Social media analytics as a labour substitution tool to restructure management of a
team or plan a change management
This section is concerned with the change in labour demand and prioritising of skills as the
application of big data analytics would require a team with specific skills and knowledge to
manage this. Social media analytics acts as a labour substitution tool that inspires change
management in a team to allow restructuring of organization members roles and job scope.
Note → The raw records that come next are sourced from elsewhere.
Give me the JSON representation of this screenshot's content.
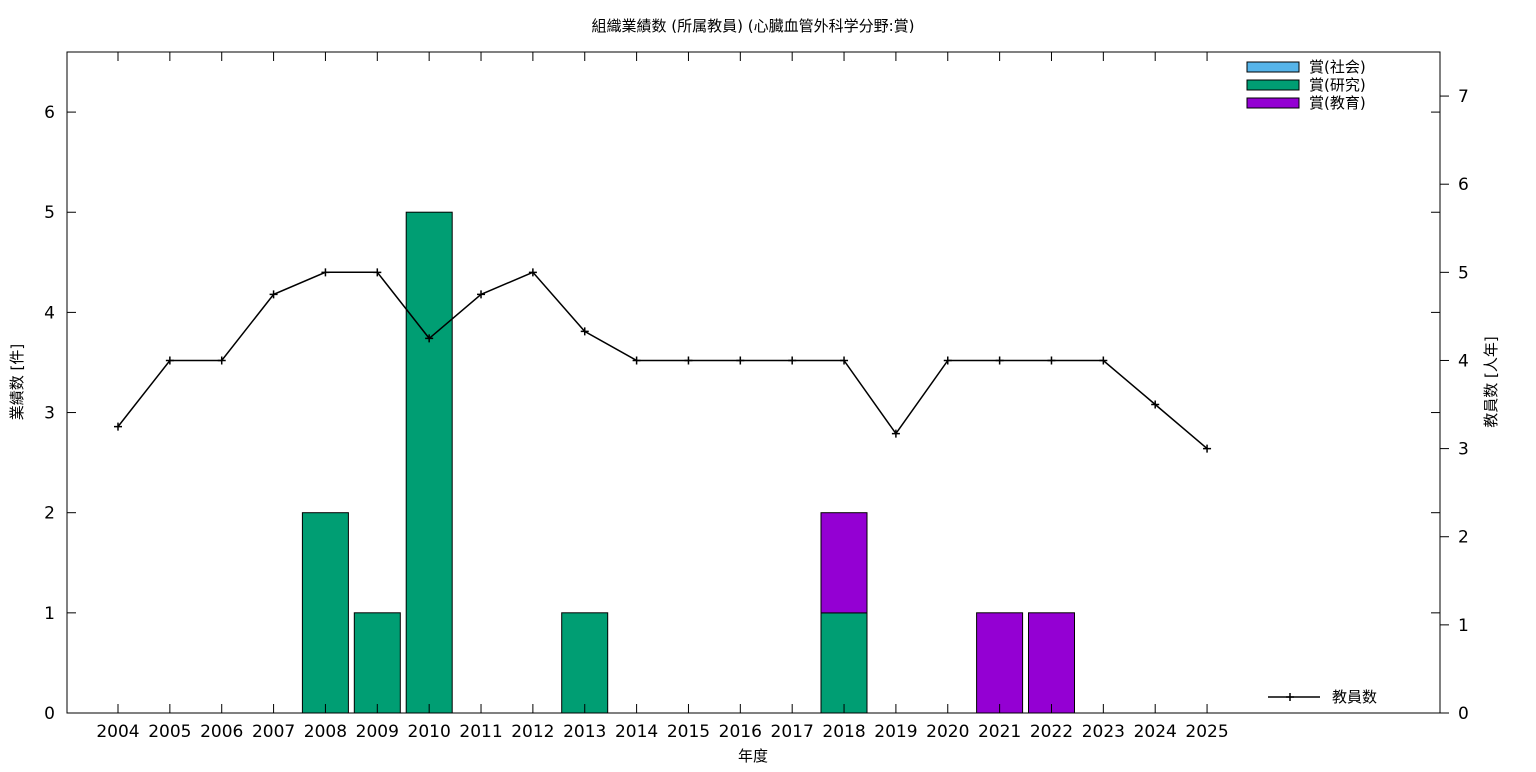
{
  "chart_data": {
    "type": "bar",
    "title": "組織業績数 (所属教員) (心臓血管外科学分野:賞)",
    "xlabel": "年度",
    "ylabel_left": "業績数 [件]",
    "ylabel_right": "教員数 [人年]",
    "categories": [
      "2004",
      "2005",
      "2006",
      "2007",
      "2008",
      "2009",
      "2010",
      "2011",
      "2012",
      "2013",
      "2014",
      "2015",
      "2016",
      "2017",
      "2018",
      "2019",
      "2020",
      "2021",
      "2022",
      "2023",
      "2024",
      "2025"
    ],
    "ylim_left": [
      0,
      6.6
    ],
    "yticks_left": [
      0,
      1,
      2,
      3,
      4,
      5,
      6
    ],
    "ylim_right": [
      0,
      7.5
    ],
    "yticks_right": [
      0,
      1,
      2,
      3,
      4,
      5,
      6,
      7
    ],
    "stacked": true,
    "series": [
      {
        "name": "賞(社会)",
        "color": "#56b4e9",
        "values": [
          0,
          0,
          0,
          0,
          0,
          0,
          0,
          0,
          0,
          0,
          0,
          0,
          0,
          0,
          0,
          0,
          0,
          0,
          0,
          0,
          0,
          0
        ]
      },
      {
        "name": "賞(研究)",
        "color": "#009e73",
        "values": [
          0,
          0,
          0,
          0,
          2,
          1,
          5,
          0,
          0,
          1,
          0,
          0,
          0,
          0,
          1,
          0,
          0,
          0,
          0,
          0,
          0,
          0
        ]
      },
      {
        "name": "賞(教育)",
        "color": "#9400d3",
        "values": [
          0,
          0,
          0,
          0,
          0,
          0,
          0,
          0,
          0,
          0,
          0,
          0,
          0,
          0,
          1,
          0,
          0,
          1,
          1,
          0,
          0,
          0
        ]
      }
    ],
    "line_series": {
      "name": "教員数",
      "color": "#000000",
      "axis": "right",
      "values": [
        3.25,
        4,
        4,
        4.75,
        5,
        5,
        4.25,
        4.75,
        5,
        4.33,
        4,
        4,
        4,
        4,
        4,
        3.17,
        4,
        4,
        4,
        4,
        3.5,
        3
      ]
    },
    "legend_position": "top-right",
    "grid": false
  }
}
The incorporation of new skills is also part of the change management catalyzed by this
technology to help brands manage their focus in improving consumer experience efficiently.

58

Conclusion
The discussion of social media analytics as a tool to help brands manage online consumer
experience has illustrated methods and applications relevant to proving its capabilities. While
the discussion is based on a contextual theory, businesses need to make sure that their
experience are aligned well with the uses of the technology as it requires a high budget and
operational procedures to work the technology.
The interviews have provided justifications on its relevance towards managing customer-brand
online relationships in areas like product reviews, consumer sentiments, product
recommendation opinion formation and influencer determination. Relevant techniques
pertaining to managing consumer experience are sentiment analysis, social network analysis,
and recommender system. More areas could be investigated upon such as video analytics as it
has been described to provide rich insights on consumer needs.
This research sets out to provide a novel attempt in contextualizing big data using social media
analytics due to its interdisciplinary nature. However, in the future there is a recommendation
for another interdisciplinary research that emphasizes on building solution frameworks for new
social media based analytics and information systems.